There was evidence supporting the contention of each of the parties. In fact the conflict of the evidence was such as to require accuracy in the instructions to the jury. Among the instructions given at the request of appellee were the following:

“ 2. If the jury believe from the evidence that the facts and circumstances surrounding and connected with the so-*679called sale of this stock of goods from Metz to Kuhlenbeck are such that they are not consistent with an honest purpose, then the sale is fraudulent in law.”
“ 3. If the jury, in reviewing the questions as to whether the sale of the stock of goods by Metz to Kuhlenbeck is fraudulent as to creditors, should take into consideration all the facts and circumstances surrounding the transaction and give the same due weight, and if, after so doing, they believe that such facts and circumstances are not consistent with an honest purpose, then they should find said sale to be fraudulent as to creditors.”
“ 6. The law is that a sale or conveyance of property made with the intent on the part of the vendor to delay, hinder or defraud a particular creditor of his debts, is void, as against all the creditors of the vendor, if the intent be known to or participated in by the vendee, although the sale is made for a good and valuable consideration.”

Instructions Eo. 2 and 3 directed the jury to find that the sale was fraudulent, provided they believed that the facts and circumstances' surrounding the transaction were not consistent with an honest purpose. An honest purpose on whose part ? Is a sale fraudulent as against creditors, simply because there is fraud on the part of the vendor ? The phrase “ not consistent with an honest purpose,” would authorize the jury to find the sale to be fraudulent even though the vendee may have paid for the property all it was worth, and may have been entirely ignorant of any improper motive on the part of the vendor. Even if this verbiage could be approved as far as it goes, it should certainly have been made more specific by qualifying words showing that a participation on the part of the vendee in the vendor’s dishonest purpose was necessary in order that the sale might be condemned as fraudulent.

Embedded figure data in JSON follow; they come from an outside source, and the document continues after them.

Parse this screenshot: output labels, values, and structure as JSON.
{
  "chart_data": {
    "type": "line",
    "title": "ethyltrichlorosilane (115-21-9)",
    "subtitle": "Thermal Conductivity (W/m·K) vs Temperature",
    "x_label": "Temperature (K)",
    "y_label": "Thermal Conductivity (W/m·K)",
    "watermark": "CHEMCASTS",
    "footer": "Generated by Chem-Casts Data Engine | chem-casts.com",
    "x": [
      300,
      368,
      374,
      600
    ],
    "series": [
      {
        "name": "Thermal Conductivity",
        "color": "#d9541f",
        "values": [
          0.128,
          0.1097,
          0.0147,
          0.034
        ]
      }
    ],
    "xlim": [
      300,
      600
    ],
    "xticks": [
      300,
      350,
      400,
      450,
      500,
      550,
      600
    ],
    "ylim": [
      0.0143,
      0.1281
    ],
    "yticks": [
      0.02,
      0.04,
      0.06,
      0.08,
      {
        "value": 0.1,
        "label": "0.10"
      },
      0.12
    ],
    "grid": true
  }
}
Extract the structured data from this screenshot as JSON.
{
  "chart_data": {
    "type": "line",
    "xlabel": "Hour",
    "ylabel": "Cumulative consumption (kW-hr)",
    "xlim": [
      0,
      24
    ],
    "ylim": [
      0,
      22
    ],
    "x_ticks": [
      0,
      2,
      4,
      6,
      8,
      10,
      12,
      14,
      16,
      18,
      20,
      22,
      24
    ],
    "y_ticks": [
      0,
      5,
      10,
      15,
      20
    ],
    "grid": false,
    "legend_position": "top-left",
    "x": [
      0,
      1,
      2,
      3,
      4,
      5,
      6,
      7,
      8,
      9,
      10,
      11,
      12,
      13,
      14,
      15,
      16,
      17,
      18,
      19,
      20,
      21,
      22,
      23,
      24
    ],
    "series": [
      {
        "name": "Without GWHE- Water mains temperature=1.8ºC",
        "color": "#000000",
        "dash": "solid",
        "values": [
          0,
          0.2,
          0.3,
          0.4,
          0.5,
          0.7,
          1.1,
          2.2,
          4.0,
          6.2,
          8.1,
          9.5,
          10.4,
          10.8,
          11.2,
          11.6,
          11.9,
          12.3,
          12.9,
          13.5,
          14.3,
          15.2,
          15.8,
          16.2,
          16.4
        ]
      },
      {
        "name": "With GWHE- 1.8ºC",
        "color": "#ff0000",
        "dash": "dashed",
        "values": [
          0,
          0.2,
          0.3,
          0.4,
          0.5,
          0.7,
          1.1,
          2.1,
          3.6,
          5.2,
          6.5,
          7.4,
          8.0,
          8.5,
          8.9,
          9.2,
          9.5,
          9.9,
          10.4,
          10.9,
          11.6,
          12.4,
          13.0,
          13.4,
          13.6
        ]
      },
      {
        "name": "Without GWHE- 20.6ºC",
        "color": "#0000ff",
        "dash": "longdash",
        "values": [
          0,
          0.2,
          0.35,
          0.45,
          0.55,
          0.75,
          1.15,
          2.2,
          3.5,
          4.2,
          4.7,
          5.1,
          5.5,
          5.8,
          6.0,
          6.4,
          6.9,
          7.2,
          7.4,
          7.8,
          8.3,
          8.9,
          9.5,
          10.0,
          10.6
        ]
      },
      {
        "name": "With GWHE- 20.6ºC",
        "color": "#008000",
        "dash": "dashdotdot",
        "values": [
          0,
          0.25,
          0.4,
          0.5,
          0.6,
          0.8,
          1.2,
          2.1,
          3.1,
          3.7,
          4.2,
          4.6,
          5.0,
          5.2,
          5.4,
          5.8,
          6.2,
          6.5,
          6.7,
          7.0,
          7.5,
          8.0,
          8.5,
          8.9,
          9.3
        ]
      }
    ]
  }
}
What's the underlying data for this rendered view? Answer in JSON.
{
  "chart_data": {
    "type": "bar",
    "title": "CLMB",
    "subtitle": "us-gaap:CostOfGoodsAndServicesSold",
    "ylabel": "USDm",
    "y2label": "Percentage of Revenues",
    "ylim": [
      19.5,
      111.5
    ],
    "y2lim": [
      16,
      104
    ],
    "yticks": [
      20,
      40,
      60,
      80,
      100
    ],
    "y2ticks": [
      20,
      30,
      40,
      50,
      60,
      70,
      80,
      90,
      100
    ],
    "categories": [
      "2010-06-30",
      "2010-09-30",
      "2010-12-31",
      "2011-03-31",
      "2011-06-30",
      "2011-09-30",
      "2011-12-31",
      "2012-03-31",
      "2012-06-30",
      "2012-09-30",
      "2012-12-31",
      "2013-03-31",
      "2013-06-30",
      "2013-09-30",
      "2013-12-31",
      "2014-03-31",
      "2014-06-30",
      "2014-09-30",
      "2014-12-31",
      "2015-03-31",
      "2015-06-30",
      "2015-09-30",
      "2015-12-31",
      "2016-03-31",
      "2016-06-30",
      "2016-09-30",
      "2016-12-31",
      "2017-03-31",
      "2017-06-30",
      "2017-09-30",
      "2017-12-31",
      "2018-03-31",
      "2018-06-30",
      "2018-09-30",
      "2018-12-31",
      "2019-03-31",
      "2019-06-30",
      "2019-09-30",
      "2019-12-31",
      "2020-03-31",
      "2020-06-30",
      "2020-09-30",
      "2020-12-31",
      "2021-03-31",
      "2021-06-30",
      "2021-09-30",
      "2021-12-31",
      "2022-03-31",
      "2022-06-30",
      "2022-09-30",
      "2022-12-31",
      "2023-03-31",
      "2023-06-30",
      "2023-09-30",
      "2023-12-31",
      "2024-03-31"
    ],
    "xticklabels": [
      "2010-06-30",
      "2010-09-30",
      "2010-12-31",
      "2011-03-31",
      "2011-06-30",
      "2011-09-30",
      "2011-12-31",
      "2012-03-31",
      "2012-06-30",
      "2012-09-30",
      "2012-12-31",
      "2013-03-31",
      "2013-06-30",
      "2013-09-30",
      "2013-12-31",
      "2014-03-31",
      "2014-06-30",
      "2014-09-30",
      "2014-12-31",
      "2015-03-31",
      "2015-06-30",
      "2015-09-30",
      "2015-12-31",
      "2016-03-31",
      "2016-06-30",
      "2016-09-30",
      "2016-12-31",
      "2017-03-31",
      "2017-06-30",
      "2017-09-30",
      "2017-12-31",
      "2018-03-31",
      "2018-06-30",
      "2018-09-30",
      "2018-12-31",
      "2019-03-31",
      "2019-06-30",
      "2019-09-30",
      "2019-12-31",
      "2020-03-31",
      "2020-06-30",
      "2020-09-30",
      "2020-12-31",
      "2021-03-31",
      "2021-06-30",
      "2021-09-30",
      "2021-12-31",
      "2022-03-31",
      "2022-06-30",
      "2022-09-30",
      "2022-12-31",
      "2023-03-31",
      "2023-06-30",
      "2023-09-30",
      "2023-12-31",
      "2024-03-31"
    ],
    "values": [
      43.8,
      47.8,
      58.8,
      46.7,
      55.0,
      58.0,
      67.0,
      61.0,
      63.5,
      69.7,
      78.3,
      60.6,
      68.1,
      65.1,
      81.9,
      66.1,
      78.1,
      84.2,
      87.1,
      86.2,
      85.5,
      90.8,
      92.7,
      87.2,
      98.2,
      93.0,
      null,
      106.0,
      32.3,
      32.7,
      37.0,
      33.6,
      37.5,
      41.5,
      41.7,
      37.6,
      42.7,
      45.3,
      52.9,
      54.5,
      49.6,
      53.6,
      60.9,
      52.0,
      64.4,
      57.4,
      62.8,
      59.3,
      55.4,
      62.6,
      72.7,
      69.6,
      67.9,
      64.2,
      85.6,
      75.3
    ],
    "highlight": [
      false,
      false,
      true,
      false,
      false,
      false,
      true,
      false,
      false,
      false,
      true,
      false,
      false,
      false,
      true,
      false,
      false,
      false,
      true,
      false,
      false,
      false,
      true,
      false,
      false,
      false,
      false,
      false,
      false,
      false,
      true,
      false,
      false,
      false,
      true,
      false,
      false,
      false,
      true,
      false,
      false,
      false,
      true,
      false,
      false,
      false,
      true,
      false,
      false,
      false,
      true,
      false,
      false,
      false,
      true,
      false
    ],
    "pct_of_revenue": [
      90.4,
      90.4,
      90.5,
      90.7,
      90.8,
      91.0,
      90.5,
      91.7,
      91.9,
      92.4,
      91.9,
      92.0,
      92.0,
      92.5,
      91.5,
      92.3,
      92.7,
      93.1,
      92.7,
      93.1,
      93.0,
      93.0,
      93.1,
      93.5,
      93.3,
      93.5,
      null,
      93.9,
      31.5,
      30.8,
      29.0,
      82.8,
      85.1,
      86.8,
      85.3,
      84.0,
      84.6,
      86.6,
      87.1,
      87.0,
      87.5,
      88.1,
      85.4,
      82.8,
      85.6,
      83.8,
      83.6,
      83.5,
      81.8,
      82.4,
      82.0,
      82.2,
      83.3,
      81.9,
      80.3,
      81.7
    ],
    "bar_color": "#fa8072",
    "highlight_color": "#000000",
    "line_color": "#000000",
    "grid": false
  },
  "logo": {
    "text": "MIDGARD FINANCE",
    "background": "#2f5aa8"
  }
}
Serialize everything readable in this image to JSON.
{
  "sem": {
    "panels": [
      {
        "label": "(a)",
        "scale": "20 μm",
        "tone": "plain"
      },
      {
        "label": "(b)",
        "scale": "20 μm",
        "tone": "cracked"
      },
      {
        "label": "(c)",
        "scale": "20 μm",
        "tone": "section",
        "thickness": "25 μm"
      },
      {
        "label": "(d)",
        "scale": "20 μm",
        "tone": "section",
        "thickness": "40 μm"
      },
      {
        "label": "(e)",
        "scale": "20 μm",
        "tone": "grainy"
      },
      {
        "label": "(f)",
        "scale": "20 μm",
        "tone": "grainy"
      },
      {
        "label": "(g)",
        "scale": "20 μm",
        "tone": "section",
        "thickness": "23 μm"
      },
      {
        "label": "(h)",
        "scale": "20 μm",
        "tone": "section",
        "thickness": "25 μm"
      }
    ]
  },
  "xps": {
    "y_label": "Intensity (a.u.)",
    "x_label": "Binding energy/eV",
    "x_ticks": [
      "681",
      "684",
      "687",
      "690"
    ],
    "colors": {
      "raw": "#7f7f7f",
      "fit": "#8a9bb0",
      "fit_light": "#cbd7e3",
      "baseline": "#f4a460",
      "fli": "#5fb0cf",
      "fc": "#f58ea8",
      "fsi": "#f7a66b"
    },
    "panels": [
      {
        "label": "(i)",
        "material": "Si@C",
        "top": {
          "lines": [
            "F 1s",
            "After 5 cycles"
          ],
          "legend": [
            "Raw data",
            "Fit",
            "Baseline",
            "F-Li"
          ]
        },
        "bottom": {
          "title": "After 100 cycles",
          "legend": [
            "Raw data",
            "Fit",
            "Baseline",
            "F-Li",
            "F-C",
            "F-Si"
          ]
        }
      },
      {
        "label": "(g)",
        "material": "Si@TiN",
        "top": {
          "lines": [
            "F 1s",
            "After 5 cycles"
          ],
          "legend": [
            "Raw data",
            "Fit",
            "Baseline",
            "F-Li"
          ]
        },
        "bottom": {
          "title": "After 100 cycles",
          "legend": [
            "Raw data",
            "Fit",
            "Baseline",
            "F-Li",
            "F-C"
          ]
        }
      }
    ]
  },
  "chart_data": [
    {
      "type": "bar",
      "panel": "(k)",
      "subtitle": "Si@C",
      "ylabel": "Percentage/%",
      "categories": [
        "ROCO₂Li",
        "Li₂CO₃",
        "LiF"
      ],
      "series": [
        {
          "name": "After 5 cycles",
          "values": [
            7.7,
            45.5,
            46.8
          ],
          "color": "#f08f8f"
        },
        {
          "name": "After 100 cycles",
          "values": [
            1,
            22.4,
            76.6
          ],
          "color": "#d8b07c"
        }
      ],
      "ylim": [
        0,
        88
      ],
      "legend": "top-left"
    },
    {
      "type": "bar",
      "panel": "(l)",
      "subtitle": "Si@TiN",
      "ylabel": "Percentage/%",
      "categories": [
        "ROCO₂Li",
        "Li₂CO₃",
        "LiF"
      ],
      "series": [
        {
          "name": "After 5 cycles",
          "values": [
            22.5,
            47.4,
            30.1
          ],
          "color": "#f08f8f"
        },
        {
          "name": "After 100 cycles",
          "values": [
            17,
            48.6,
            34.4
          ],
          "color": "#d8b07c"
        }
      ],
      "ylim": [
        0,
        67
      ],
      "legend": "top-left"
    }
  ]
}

The use of the word " so-called” in instruction Eo, 2 was improper as being calculated to advise the jury that the transaction was regarded with suspicion from the bench.

Instruction Eo. 3 is open to the criticism that it did not require the jury to base their verdict upon the evidence *680admitted on the trial. The same criticism applies to instruction No. 7.

Instruction Ho. 6 renders the sale void, although made for a good and valuable consideration, provided the vendor’s fraudulent intent was known to the vendee. The language is not “ known to and participated in,” but “ known to or participated in.” Let it be borne in mind that this was not a sale by one largely indebted to one who was not his creditor, but that it was a sale to pay debts which had been contracted in good faith, or what is practically the same thing, it was a sale to indemnify a surety who was responsible for the payment of the debts, and by the terms of the sale undertook to pay such obligations absolutely and as if they were his own. In such case mere knowledge of the vendor’s fraudulent purpose will not defeat the sale. To render the sale void the vendee must participate in the fraud in some manner. It is not enough that the stream takes its rise in a corrupt source; it must also flow into a corrupt receptacle. Myers v. Kinzie, 26 Illl. 36; Gridley v. Bingham, 51 Id. 153; Bowden v. Bowden, 75 Id. 143; Welsch et al. v. Werschem, 92 Id. 115; Wood v. Clark et al., 121 Id. 359.

For the errors indicated, the judgment is reversed and the cause is remanded.